The merit of this lies in that it would enable the government to retain investors during the downturn at a time when new investors are not easily forthcoming. Licensing and lease terms where necessary should be relaxed to enable this – not for free, but in lieu of definite exploration commitments in acreages held. Depressed rigs and low costs of oil field services are the best time to give a fillip to exploration in times like this.
Second, a parallel strategy should be to encourage domestic companies to use the downturn to aggressively pick up stressed assets and companies abroad, locking reserves as equity oil at a time when valuations are at their lowest. Maximize reserves accretion at the most competitive rates while allowing operators to preserve more expensive domestic resources for exploitation for times when the returns become positive or when dictated by more pressing concerns of energy security should there be supply disruption.

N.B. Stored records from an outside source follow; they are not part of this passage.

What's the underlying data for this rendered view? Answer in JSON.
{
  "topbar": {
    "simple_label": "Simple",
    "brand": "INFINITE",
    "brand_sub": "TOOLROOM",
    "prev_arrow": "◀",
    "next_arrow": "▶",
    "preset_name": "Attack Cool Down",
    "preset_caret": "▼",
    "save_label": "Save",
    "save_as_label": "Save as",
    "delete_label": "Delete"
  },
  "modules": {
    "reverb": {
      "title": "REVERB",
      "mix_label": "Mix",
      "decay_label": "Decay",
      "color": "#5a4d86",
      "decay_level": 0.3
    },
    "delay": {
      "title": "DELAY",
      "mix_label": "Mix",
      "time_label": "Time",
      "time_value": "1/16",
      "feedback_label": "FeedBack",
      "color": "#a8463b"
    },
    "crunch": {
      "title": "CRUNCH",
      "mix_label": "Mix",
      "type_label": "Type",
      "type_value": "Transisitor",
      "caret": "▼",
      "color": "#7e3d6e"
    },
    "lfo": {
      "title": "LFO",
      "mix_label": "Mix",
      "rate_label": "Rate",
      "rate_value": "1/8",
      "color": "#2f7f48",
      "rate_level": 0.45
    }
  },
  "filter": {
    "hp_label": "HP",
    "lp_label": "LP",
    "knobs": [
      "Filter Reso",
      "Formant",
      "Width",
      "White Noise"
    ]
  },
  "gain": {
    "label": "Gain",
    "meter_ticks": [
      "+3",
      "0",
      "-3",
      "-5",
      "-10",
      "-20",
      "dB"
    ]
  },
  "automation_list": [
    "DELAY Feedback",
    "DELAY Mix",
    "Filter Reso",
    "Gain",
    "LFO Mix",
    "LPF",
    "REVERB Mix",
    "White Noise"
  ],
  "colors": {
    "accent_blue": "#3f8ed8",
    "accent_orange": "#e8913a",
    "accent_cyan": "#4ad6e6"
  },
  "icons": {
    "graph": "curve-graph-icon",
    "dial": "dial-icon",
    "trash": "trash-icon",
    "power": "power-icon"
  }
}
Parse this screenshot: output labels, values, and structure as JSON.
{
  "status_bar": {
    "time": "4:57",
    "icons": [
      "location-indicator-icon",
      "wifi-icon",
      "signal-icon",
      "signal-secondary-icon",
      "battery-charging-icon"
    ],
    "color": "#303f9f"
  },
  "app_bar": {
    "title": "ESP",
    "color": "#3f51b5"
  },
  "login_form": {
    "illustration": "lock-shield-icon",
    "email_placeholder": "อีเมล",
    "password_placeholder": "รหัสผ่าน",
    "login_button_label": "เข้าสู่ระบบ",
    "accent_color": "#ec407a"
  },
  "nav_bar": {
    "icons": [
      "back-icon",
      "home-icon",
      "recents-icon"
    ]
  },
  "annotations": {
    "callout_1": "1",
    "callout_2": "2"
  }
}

Third, we have seen India successfully re-negotiate its long term LNG supply contract with Rasgas. With Iran opening up, that successful re-negotiation should provide us the cue to negotiate price contracts for gas supplies from that country as well. We need not make these negotiations contingent upon the mode of supply because the modes of supply today are expanding. Even if the Iran-Pakistan-India pipeline remains in doubt, the subsea option (in the medium to long run) as well as options using quick to commission Floating LNG (for the short to medium run) should be actively examined and implemented. The good strategy should be to use quicker FLNG options executed within the next two and a half years while simultaneously working toward serious pipeline options.
In effect if market pricing is implemented, the downturn gives India a golden opportunity to use its unique geo-strategic location between the West Asian and Pacific gas trading routes to develop into the gas trading hub for the region. Once it moves in that direction, it will be the lever that can accelerate the currently fragmented global gas market into an integrated market where gas becomes far more fungible and readily available. India wins.